They bought the Riviera and then tore it down. With good reason. A city that is booming with record-high convention business—and the only convention center in the US with a designated World Trade Center—needs to stretch its legs every once in a while.
The fall of the iconic Riviera Hotel and Casino, the first high-rise to hit the Strip and one of the only remaining casinos from the city’s infamous mob days, marks the steady rise of Las Vegas as a formidable meetings and conventions destination.

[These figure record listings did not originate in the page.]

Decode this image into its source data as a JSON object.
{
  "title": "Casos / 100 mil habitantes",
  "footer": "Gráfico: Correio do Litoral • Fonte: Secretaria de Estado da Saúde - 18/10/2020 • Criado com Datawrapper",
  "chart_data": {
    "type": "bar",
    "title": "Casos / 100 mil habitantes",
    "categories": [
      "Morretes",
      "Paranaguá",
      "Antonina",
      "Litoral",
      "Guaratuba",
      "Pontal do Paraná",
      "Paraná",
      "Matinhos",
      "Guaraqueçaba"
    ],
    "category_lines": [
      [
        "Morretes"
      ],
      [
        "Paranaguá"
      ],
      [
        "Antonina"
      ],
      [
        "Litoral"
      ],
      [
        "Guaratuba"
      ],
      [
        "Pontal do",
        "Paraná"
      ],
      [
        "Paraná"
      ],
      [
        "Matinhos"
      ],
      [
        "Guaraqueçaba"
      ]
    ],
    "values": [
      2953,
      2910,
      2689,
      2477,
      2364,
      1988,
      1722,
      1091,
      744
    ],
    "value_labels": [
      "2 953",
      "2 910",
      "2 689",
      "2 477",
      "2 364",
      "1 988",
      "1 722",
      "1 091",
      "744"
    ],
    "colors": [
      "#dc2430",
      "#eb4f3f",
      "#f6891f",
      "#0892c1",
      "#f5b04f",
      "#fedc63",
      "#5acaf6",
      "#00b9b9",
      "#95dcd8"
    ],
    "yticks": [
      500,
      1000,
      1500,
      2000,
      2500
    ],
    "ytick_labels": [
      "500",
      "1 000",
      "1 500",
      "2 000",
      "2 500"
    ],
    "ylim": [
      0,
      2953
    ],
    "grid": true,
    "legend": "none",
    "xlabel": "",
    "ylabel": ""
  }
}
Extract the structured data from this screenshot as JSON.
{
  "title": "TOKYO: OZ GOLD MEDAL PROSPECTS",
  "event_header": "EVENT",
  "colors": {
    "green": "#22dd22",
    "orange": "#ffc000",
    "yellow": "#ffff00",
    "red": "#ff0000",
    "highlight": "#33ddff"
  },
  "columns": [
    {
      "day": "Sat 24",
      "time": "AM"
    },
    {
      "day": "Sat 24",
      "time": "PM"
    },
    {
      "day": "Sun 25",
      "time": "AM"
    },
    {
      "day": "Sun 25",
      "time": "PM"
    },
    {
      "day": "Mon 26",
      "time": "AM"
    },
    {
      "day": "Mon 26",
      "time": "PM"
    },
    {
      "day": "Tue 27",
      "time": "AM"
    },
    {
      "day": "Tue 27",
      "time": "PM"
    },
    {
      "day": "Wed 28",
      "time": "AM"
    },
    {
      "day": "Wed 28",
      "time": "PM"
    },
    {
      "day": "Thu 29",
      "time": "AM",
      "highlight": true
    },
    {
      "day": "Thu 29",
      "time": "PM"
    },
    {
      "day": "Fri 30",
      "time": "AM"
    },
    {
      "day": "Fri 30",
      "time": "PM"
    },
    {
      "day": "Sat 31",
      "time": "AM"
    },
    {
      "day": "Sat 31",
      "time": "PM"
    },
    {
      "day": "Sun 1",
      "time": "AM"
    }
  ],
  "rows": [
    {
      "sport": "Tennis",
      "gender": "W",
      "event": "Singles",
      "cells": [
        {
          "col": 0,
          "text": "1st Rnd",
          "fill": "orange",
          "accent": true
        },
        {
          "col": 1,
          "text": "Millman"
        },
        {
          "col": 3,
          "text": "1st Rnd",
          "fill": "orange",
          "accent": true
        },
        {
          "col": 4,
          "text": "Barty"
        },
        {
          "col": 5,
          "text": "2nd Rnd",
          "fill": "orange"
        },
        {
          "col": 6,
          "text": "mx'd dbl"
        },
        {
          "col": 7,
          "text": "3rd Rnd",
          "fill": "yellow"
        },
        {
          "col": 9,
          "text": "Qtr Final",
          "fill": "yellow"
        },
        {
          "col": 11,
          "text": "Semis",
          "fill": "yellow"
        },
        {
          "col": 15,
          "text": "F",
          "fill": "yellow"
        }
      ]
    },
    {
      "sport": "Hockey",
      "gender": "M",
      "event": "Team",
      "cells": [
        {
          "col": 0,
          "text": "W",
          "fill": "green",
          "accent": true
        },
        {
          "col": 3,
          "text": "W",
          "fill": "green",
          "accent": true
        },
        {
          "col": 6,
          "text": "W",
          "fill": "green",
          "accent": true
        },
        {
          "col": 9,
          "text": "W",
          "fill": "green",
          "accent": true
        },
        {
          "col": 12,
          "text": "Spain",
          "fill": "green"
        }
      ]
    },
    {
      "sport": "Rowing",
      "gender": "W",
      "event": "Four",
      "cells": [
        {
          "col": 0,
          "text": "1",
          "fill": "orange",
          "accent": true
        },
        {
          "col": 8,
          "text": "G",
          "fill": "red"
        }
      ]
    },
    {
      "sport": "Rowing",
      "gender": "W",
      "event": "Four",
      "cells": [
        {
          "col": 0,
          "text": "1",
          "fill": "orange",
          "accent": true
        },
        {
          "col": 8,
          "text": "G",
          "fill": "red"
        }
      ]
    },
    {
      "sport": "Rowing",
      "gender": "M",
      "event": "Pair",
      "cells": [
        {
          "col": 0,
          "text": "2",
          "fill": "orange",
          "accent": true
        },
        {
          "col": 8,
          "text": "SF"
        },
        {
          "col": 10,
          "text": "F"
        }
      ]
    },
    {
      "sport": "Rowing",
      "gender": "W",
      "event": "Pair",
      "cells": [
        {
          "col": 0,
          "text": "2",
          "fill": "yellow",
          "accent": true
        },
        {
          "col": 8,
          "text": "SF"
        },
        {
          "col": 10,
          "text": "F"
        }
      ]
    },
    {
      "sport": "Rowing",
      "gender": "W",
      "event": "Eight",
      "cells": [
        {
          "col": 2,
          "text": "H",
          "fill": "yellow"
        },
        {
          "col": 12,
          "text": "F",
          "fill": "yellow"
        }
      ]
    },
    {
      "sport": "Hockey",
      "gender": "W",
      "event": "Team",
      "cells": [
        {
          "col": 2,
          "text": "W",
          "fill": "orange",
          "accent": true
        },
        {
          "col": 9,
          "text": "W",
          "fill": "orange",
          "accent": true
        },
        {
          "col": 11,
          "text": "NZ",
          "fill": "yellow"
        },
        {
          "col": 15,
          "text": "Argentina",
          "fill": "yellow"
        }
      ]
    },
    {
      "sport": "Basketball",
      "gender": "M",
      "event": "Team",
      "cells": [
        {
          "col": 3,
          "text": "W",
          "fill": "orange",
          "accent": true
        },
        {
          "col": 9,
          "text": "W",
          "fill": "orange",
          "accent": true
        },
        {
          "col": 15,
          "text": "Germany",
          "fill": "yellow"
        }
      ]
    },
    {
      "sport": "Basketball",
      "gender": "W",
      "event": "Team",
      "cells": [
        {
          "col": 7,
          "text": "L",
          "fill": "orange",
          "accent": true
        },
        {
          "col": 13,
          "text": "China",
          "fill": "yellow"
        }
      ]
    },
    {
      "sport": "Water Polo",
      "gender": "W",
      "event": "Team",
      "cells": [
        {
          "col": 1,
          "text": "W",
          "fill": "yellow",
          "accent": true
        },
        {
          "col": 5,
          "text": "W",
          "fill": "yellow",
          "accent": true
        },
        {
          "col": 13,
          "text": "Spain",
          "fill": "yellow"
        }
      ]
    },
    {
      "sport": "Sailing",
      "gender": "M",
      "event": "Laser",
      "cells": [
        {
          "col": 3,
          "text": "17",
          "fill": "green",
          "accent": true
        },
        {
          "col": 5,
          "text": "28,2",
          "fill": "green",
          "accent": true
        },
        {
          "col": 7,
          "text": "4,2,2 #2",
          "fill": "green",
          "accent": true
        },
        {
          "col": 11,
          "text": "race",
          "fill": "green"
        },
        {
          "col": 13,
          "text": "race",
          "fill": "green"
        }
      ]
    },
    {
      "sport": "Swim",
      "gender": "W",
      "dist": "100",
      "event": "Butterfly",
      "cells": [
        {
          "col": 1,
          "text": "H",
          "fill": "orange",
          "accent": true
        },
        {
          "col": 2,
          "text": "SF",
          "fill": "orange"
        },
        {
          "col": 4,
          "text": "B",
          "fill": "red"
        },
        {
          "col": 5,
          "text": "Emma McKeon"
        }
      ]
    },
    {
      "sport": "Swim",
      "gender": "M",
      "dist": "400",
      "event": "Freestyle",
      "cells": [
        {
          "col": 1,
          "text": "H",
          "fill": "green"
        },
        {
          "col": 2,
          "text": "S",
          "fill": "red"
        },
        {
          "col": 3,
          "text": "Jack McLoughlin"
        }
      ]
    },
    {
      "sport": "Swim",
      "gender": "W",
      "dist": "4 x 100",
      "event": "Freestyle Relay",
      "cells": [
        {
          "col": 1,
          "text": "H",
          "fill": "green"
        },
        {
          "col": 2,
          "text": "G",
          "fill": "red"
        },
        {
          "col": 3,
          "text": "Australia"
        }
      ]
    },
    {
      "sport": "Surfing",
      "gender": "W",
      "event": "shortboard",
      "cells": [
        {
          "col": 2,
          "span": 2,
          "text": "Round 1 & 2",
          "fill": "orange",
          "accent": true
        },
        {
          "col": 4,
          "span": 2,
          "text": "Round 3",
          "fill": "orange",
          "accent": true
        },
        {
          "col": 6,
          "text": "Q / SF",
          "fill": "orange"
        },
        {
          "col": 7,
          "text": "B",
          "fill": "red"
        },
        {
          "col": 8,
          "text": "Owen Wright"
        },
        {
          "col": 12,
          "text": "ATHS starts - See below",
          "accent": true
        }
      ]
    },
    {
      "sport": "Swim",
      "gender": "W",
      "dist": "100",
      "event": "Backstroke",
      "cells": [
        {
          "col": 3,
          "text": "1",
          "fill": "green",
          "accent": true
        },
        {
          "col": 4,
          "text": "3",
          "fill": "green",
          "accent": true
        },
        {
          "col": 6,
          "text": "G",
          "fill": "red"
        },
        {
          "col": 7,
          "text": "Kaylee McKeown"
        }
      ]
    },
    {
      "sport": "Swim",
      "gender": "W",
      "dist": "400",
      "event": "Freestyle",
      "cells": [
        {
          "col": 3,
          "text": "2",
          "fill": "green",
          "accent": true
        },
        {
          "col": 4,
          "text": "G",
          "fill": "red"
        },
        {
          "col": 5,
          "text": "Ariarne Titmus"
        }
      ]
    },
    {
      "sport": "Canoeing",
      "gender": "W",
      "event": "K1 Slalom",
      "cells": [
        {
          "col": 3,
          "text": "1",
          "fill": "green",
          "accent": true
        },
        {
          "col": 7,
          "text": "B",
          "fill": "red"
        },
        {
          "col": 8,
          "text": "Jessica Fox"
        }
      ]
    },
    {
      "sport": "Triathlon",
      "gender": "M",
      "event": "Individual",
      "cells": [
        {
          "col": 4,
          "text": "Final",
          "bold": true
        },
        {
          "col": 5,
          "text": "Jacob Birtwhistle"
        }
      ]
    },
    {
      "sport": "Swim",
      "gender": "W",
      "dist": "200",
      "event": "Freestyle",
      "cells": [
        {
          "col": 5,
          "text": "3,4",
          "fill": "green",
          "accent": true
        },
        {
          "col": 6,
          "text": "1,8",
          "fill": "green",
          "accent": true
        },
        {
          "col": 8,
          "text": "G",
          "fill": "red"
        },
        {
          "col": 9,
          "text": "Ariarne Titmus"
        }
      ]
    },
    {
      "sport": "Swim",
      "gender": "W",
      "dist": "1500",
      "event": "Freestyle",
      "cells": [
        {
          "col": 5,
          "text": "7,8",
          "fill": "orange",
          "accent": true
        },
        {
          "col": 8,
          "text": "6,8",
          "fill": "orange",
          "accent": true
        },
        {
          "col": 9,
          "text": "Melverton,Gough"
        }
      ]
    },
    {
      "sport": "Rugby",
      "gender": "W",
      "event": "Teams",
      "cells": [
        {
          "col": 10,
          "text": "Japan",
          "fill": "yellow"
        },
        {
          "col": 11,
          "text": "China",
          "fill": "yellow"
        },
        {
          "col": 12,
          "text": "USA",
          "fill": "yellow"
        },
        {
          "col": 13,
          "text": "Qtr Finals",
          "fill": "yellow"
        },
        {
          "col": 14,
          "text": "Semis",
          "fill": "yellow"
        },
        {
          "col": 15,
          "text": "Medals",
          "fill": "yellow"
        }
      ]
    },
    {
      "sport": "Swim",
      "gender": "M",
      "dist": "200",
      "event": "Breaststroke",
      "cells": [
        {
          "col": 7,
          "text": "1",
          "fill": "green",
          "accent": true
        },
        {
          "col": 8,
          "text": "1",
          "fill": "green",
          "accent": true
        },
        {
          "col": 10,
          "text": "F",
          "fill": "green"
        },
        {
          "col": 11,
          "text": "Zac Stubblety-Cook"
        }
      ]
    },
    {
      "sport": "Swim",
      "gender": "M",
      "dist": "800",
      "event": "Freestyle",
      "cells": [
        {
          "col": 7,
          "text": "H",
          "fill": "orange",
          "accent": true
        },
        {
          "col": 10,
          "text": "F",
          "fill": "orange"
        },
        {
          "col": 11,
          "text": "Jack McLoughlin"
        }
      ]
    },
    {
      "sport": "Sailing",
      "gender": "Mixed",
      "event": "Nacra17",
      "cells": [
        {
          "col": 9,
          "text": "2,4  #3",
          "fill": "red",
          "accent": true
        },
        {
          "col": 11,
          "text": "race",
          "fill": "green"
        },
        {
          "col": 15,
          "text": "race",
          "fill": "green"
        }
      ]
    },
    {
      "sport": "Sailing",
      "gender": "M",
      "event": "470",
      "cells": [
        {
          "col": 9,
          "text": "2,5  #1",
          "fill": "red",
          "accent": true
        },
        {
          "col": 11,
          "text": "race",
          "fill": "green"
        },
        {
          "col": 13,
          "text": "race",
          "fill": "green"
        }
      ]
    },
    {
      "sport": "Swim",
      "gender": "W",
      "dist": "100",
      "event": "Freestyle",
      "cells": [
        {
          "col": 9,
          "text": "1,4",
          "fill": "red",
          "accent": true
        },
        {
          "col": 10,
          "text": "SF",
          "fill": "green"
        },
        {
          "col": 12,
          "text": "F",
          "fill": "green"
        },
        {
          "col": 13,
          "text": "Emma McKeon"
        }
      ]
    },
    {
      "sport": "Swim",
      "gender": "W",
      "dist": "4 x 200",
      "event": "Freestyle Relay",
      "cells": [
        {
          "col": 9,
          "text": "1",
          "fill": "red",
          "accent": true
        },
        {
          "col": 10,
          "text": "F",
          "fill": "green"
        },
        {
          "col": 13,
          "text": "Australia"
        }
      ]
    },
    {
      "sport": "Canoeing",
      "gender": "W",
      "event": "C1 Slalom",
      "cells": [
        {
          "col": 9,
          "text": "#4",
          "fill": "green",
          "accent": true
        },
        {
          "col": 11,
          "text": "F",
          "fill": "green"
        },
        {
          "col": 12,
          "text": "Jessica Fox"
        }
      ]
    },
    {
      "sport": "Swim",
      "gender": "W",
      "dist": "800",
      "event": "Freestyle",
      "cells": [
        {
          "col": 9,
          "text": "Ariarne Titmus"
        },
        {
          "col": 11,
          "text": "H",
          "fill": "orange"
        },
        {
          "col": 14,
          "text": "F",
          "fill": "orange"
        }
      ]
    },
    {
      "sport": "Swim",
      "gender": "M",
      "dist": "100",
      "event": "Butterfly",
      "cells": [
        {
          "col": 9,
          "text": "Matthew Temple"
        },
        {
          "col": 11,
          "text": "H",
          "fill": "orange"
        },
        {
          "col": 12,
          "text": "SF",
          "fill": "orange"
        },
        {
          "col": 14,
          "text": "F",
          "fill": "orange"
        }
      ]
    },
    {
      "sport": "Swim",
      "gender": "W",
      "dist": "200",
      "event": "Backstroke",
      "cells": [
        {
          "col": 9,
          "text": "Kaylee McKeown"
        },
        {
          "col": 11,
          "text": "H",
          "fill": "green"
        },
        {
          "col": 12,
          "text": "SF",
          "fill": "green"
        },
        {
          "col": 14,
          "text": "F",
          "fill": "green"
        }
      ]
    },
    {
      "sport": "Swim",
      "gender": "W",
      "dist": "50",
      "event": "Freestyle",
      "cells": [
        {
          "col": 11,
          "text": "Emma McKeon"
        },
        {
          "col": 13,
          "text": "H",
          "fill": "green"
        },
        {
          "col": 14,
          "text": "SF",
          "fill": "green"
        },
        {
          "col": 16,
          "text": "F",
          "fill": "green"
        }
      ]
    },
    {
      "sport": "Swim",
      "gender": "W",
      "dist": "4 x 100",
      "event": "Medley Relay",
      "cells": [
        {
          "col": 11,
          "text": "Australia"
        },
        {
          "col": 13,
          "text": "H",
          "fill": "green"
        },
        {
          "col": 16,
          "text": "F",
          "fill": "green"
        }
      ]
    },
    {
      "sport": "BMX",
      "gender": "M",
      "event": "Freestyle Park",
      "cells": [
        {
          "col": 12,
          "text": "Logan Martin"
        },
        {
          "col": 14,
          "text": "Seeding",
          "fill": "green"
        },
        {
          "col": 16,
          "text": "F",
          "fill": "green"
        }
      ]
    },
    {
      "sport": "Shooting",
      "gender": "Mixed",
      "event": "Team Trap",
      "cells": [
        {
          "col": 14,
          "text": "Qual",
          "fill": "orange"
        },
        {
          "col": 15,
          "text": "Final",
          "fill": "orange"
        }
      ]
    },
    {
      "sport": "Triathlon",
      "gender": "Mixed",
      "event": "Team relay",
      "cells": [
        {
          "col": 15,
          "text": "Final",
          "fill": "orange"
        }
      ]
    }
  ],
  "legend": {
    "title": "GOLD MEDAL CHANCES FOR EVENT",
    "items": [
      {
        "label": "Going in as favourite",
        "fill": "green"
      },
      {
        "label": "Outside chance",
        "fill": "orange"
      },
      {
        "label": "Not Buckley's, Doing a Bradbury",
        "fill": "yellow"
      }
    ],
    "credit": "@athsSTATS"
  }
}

The demolition of the building by the Las Vegas Convention and Visitors Authority (LVCVA) opened up 26 acres to a new Las Vegas Convention Center District project that will add 600,000 sf of exhibit and meeting space, as well as design and tech modernizations to the existing center. That pretty much makes the Riviera’s last leg the cornerstone to an estimated $800 million in annual revenue that the district will funnel into the city.
We were in town during this year’s World Trade Centers Association (WTCA) General Assembly, along with 300 other attendees representing 90 WTA’s worldwide, to experience the impact of Vegas conventions firsthand. “More than 30,000 jobs are dependent on the Las Vegas Convention Center,” explained Rossi Ralenkotter, president and CEO of the LVCVA, during a morning session at the convention center. “Every dollar spent generates $12 dollars back.” For the record, MICE business generates more than $12 billion into Vegas annually.
Along with a diverse set of keynotes that highlighted everything from the importance of innovation (“If things don’t change there’s no reason to get together—no reason for trade shows. Without innovation, there’s no reason to meet…”) to the necessity of immigrants (“The rhetoric does not represent us…”), the World Trade Center Las Vegas and World Trade Center Santiago signed a Memorandum of Understanding, underscoring their mutual commitment to build deeper international business relationships. “We’re using business tourism to connect the dots between Las Vegas and global business partners,” said LVCVA’s VP of Global Business Sales, Chris Meyer.
For a city that offers planners more than 11 million sf of formal meeting space, the phrase “experiential meeting space” was a unifying theme around town—whether a meeting next to an outdoor waterfall at the Wynn or a speakeasy vibe at the Cosmopolitan. Walking trees and dancing shrubs greeted us during a welcome reception at Paris Las Vegas, while Gordon Ramsay’s Steak took experiential dining to a whole new level (even for this vegan).
Amidst Vegas’ neon lights and larger-than-life persona, there was also much ado surrounding the forthcoming arrival of NHL and NFL teams, the Vegas Golden Knights and the Oakland Raiders, and the synergy that national and international sports convention groups will undoubtedly find. The Raiders are getting a shiny new stadium at a yet-to-be-determined location.
Until then, the steady inflow of meetings, conventions and exhibitions will continue to spur non-gaming growth throughout the city, giving this iconic desert city a new reason to twinkle.